Böyle not düşmüş sevgili İpek Ongun.Okuyunca uzun süre tebessüm ettim çünkü o sayfalar açanlar ,gruplar oluşturanlara ben de destek çıkmıştım bir zamanlar.Gerçekten farklı oldu yıllar sonra "Yıllar Sonra " adında bir kitapta kavuşmak Serra'nın satırlarıyla.Gerçi bu kitapta Serra'nın kızı Selin'in günlüğünü okuyoruz ama Serra'dan haber aldıktan sonra ne fark eder ki..
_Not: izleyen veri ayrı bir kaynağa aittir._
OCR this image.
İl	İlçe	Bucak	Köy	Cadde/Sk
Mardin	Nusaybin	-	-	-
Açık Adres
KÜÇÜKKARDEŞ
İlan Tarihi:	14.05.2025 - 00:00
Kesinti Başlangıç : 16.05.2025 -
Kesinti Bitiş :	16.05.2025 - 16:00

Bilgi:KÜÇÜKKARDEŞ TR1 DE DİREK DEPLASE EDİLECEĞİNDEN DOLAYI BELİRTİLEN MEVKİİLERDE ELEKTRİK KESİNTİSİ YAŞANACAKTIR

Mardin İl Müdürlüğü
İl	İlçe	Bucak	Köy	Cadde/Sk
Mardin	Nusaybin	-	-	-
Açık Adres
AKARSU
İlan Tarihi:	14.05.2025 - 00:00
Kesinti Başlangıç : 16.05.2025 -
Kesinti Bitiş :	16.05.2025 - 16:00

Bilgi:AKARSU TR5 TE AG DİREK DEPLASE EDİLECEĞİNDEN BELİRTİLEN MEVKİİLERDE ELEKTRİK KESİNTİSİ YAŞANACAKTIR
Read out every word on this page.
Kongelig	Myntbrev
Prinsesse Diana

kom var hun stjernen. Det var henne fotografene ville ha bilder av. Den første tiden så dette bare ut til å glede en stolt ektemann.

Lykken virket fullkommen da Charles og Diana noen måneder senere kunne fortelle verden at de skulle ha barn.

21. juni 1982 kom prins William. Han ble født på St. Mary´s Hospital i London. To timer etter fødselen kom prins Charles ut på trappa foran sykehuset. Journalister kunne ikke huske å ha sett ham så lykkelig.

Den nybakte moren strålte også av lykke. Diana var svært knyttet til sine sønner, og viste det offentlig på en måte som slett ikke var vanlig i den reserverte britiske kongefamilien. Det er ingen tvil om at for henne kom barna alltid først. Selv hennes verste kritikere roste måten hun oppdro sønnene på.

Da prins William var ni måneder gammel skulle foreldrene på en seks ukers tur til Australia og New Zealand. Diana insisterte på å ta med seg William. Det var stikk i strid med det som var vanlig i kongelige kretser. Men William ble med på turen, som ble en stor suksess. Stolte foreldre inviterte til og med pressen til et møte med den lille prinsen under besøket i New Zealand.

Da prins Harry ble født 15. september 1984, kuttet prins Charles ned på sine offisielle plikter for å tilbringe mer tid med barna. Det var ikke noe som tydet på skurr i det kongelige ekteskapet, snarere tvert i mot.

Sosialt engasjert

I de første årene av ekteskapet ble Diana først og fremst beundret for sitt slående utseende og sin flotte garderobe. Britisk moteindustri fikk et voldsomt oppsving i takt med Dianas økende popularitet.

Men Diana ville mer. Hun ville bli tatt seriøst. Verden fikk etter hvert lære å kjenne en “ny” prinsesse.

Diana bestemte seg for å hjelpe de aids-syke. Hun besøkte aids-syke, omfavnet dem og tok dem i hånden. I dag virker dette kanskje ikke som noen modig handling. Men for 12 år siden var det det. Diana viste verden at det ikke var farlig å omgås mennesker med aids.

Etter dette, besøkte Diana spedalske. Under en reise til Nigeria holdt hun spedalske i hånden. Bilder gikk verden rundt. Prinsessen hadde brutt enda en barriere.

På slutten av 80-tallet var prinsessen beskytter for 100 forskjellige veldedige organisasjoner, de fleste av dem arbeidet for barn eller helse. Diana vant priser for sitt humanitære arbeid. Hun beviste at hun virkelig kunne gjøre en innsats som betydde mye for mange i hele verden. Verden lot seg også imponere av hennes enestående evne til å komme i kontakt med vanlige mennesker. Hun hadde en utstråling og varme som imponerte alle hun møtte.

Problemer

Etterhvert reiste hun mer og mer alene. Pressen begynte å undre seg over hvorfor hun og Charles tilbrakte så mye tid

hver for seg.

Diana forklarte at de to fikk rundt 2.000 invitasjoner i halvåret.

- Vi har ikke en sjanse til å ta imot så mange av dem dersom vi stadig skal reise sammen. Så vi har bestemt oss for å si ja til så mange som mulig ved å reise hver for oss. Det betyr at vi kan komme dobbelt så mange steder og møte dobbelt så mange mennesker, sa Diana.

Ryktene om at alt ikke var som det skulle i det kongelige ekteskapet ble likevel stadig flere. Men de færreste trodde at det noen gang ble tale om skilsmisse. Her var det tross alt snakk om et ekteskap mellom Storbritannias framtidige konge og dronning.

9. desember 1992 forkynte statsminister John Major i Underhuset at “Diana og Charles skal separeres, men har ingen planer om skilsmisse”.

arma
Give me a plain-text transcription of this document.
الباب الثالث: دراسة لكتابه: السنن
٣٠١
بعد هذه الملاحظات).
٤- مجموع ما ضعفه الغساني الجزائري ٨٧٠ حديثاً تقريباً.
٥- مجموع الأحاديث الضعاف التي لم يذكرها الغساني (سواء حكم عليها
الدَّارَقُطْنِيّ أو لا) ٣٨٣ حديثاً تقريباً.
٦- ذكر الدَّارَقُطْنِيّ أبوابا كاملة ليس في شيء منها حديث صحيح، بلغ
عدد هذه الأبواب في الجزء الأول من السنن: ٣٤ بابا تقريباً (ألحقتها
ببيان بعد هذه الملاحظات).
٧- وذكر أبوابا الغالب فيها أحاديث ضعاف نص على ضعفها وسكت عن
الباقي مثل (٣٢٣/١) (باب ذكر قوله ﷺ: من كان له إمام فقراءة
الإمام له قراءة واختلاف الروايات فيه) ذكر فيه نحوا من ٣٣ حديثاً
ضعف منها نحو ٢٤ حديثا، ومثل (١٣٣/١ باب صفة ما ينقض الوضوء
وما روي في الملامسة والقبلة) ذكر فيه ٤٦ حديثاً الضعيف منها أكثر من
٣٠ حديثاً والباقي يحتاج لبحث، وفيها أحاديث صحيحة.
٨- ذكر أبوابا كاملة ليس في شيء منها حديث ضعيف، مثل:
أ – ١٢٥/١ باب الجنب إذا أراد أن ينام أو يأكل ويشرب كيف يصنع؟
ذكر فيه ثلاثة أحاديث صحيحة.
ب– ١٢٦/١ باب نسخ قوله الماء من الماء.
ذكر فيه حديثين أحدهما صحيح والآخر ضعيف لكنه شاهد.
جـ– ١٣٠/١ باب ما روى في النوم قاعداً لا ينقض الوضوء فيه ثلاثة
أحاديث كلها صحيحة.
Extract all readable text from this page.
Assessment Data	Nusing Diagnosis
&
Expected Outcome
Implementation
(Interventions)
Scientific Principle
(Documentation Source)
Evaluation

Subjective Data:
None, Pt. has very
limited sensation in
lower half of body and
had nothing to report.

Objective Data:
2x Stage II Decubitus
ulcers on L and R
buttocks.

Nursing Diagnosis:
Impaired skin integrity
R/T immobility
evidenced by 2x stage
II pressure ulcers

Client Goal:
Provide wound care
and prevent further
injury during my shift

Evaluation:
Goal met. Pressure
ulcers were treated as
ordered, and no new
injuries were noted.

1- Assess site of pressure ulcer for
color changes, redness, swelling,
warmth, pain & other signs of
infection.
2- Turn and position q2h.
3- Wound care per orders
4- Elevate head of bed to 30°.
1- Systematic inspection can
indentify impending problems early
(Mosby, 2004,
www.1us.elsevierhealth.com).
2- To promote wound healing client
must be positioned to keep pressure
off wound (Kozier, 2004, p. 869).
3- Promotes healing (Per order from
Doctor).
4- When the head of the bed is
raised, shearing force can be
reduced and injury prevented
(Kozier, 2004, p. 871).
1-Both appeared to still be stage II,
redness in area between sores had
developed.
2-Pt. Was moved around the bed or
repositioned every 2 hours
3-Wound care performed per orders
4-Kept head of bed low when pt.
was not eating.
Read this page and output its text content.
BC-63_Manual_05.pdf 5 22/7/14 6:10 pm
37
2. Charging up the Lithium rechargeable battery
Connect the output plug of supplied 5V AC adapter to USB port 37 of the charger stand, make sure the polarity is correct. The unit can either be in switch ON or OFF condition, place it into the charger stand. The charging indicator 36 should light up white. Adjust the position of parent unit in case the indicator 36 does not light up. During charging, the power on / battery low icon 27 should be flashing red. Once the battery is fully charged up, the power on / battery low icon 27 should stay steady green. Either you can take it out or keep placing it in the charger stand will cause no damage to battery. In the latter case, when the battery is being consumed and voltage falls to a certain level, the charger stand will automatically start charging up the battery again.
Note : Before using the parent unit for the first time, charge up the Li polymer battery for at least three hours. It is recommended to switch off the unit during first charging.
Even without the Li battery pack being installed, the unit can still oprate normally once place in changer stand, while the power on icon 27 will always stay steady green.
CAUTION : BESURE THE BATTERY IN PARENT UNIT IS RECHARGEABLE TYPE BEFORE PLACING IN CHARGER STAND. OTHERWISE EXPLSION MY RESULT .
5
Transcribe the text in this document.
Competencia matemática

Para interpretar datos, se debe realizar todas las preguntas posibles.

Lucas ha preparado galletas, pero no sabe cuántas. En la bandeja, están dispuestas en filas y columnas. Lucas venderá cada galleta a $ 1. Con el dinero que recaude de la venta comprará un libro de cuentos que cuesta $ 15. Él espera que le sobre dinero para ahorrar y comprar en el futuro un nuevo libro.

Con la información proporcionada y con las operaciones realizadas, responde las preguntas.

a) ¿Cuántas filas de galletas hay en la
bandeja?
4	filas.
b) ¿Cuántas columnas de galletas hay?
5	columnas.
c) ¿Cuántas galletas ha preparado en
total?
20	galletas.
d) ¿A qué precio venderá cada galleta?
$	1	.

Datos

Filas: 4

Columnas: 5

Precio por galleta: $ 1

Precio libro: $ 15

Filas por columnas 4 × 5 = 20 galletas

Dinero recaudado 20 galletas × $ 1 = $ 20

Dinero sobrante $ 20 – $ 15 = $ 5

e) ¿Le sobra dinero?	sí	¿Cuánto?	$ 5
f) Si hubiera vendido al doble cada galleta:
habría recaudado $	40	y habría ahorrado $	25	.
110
Diğer kitapların yanında yerini alması için son sayfaları okuyacağım bu postu yazdıktan sonra.Şuan yaşıma pek uygun olmasa da bu kitabı severek ve heyecanla okuyorum.İlerde de dönemimin efsanesi olarak anlatacağım eserler bu kitaplar olacak sanırım.Daha çok şey yazabilirim bu seri hakkında ancak kitaba dönmek istiyorum.
Okuduğunuz için teşekkür ederim.Umarım çok sıkmamışımdır sizleri.
Bir kez daha iyi bayramlar diliyorum.
İyi geceler!

1 Ekim 2014 Çarşamba

Ekim geldi..

 

Merhaba,bugün 1 Ekim.Kimi için yeni mutluluklar,kimi için yolda olan zorluklar barındıran klasik bir ay aslında sadece.Hüzünlü bi' yazı olacak olabilir ama içimden geçenleri direkt yazmak istiyorum.Bu aralar pek pozitif olamıyorum,ki benim pozitif olmayan halim bile çok sakin değildir.Yaz bitti,okul açıldı derken enerjim düştü.Mutsuzum biraz.İlk iki hafta ders çalıştım,tekrar yaptım daha sonra çok sıkıldığımı fark ettim.Okulun başından bunalmamak için bıraktım. Bu hafta sadece ödev yaptım ayrı olarak ders çalışmadım.Ama hala sıkılmış ve mutsuz olunca sorunun dersler olmadığını anladım.Sorunum ne benim diye düşündüm bulamadım.Sonra kendime kızdım.Mutsuz olmak için gerçekten önemli bir sebep yokken mutsuz olmamalıyım dedim.Şuan çok mu mutluyum? Hayır.Böyle mutsuzluklar herkese gelir ve geçer,haksız mıyım?
Siz ne düşünüyorsunuz bilmiyorum ama ben Polyanna olmayı seviyorum.Yaşadığımız dünyada savaşlar varken, mesela şu dakikada bir çocuğun annesi ölmüşken benim mutsuz olmaya hakkım yok.Ki benim gibi yanında gerçek dostları olan bi insanın hiç yok!
Böyle kafa karışıklığı içinde bi post oldu.Sıktıysam gerçekten üzgünüm.
Sonuç olarak mutsuz olmak için geçerli sebeplerimiz yokken mutsuz etmeyelim kendimizi diyorum.
Güzel bir ay olması dileğiyle,iyi geceler!